More specifically, the CMA recommended that:
- Rather than have all hospitals contact people who received blood transfusions in a given period to find patients who might have been infected by HIV or hepatitis C, the commission should pilot trace-back programs in a variety of practice settings to determine the relative cost benefit or cost effectiveness of such programs.
- Current donation programs for autologous blood should not be expanded until their relative cost benefit is determined. Recent data indicate that while there is little expected health benefit from the substitution of autologous for allogeneic blood, there are significant additional costs because of blood that is unused or discarded and the more labour-intensive donation process. Autologous donations should also be subject to the same strict standards and scrutiny as allogeneic donations, which may have further cost
implications.
- The Krever Commission should consider revising its statements with respect to risk reduction to include consideration of marginal costs and diminishing returns, and the restraints imposed on the system by limited financial resources. The CMA said the optimum blood system cited in the interim report, which strives to eliminate all known risks even though complete elimination of risk is impossible, fails to take into account the cost implications of the goal. "Physicians accept that medical practice coexists with uncertainty and risk to the patient and to society as a whole," said the CMA. "It must be acknowledged that the therapeutic use of blood in patient care involves degrees of uncertainty and risk similar to other elements of medical practice."
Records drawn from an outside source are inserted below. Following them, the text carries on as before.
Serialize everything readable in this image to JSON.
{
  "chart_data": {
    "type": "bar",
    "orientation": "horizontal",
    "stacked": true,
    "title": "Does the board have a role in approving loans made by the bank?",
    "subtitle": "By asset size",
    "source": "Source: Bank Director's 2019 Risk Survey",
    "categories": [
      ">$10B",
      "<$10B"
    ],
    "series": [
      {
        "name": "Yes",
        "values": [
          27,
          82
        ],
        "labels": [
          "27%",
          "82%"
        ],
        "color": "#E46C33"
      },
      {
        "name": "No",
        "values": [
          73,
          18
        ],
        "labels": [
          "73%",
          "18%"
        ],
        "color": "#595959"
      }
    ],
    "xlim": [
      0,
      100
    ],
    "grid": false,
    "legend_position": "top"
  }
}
- The commission should not make a special case for blood and blood products when making recommendations about informed decision making by patients. "It is important to emphasize that all [patient-physician] discussions should occur within the context of the overall plan of treatment, and information should be presented in a way that does not unduly alarm a patient. Placing particular emphasis on the receipt of blood and blood products may not be appropriate given the relative severity of a number of other material risks" associated with a medical procedure, said the brief. CMA policy requires disclosure of material risks, including the potential receipt of blood or blood products, but the brief said if it is determined that physicians are failing to make information available to patients, the situation should be redressed by continuous quality improvement, not a regulatory approach.
- In order for physicians to provide accurate information to patients about risks posed by blood and blood products, an expert advisory committee to the federal minister of health, similar to the one that deals with vaccines and immunization, should be established. Physicians must receive regular reports on the safety of the blood supply and it must be established who will be responsible for providing this vital information.
- There should be clear and centralized authority to address major issues of public health at the national level.
The CMA brief highlighted physicians' competing obligations and responsibilities toward individual patients and the health care system. It also explained in detail the process by which physicians incorporate new medical knowledge into their practices. The emergence of the concept of evidence-based medicine and the development of new techniques for assessing the findings of medical science and incorporating them into clinical practice will assist physicians and patients in their decision making.
However, the CMA cautioned that the complexity of the process required to produce reasonable evidence on which to base change and the challenge of translating complex scientific evidence in order to make the information widely available should not be underestimated.